When the song made a comeback, it was here to stay. Students have been singing to it since: at Yale Glee Club concerts, at Yale Political Union events, at Class Day and, of course, at the Yale-Harvard football game.

The anthem is so old it has become iconic. But why do we keep singing it 139 years later? Why do we still put “For God, for Country and for Yale” banners in our common rooms? And what exactly are we doing with those white handkerchiefs?

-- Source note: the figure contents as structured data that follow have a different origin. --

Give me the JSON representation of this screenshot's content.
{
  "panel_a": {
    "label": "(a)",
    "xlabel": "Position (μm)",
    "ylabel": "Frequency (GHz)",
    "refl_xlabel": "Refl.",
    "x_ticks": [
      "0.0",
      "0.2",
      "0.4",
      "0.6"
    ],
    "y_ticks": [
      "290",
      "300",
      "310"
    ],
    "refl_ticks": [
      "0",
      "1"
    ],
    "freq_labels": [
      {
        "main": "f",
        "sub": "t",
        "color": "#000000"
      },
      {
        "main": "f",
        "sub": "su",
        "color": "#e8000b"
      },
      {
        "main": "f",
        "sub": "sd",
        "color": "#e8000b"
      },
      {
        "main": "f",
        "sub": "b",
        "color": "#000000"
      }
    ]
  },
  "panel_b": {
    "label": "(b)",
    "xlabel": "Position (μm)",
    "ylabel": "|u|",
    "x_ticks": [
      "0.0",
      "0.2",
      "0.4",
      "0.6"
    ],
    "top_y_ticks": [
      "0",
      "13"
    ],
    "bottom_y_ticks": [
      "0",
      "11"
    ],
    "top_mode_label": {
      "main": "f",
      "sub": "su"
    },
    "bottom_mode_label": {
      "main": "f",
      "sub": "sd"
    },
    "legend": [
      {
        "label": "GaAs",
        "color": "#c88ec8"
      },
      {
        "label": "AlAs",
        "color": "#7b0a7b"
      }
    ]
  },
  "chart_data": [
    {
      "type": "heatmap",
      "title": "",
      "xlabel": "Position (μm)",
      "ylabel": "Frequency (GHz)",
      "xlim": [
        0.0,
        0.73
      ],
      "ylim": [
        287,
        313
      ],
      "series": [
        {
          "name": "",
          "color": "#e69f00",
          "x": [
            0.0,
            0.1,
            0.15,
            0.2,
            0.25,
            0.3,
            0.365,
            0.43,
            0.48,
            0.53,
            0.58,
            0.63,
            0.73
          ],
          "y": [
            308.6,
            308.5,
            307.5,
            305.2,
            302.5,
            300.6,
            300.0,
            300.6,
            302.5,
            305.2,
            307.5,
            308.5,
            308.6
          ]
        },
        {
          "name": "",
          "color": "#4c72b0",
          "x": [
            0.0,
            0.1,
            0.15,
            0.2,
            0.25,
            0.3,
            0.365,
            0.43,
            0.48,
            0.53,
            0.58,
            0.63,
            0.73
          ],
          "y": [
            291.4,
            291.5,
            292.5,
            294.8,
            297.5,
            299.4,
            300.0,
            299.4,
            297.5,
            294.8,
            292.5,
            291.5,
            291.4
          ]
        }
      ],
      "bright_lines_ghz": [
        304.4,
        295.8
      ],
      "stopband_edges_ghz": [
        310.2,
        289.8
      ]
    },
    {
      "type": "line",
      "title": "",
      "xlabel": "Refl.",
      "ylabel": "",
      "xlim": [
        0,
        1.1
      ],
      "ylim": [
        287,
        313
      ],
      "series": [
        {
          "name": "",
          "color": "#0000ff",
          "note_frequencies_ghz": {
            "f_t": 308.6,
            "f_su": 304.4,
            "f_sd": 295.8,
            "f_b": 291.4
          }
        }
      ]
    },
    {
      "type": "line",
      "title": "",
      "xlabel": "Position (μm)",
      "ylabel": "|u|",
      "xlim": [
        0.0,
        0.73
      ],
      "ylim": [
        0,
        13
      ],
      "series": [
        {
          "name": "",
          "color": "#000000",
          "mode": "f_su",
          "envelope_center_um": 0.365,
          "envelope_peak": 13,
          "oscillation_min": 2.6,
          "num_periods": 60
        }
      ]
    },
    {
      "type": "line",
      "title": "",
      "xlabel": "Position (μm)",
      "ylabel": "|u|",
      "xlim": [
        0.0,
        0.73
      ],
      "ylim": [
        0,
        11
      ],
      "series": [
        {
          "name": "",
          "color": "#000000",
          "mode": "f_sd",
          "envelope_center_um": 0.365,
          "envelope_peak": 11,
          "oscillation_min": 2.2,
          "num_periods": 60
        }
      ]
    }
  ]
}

I remember how I felt just a few months ago, half-singing to the words of this anthem with the other members of my Froco group in Woolsey Hall, laughing as we waved our handkerchiefs. Like many of us, I was not particularly into school spirit in high school. So, outwardly, I was slightly skeptical. But deep down, though I wouldn’t admit it, I was thrilled to be part of such a big tradition. It was the same way I felt when I toured Yale for the first time. I was more than a little bit in awe — of the architecture, of the sound of the Branford bells and most of all, of the students who insisted over and over that this was a special place.

And Yale is. Truthfully though, I often lose sight of that great communal sentiment. When it’s the middle of the semester and I feel like I’ve barely seen anyone in days, when I have a paper to write and a Spanish novel to read, when I decide to hole myself up in my residential college library until I fall asleep on the cozy pages of a book.

But once in a while, I get it back. For me, the most distinctly “Yale” moments have all involved the realization that I’m attending a school with deep roots in tradition — like watching the Yale Symphony Orchestra Halloween show, finding that one of my favorite poets has all of his archives in the Beinecke or seeing the women from the 50th anniversary of coeducation walk across Old Campus. Though I didn’t think much of it initially, the Yale anthem exemplifies this sense of history.

Yale’s history can often be described as a struggle between tradition and change. Just take the renaming of Calhoun College. Or the debate over the tune of the anthem. Or even the phrase “Bright College Years,” derived from the anthem itself. In 1971, Peter Rosen wrote a documentary film titled “Bright College Years” describing the reactions of Yale students to President Nixon’s bombing of Cambodia and the arrest of several Black Panther leaders in New Haven. In doing so, he associated the words of a joyous collegiate anthem with Yale’s historically fraught relationship to its neighbors.

Of course, there is no real debate on campus about the anthem. It’s a fairly innocuous tradition and something that most of us will be happy to sing from the day we arrive at college to the day we leave. Still, it’s worth taking some time to think about the traditions we participate in without a second thought. We might find something we didn’t expect.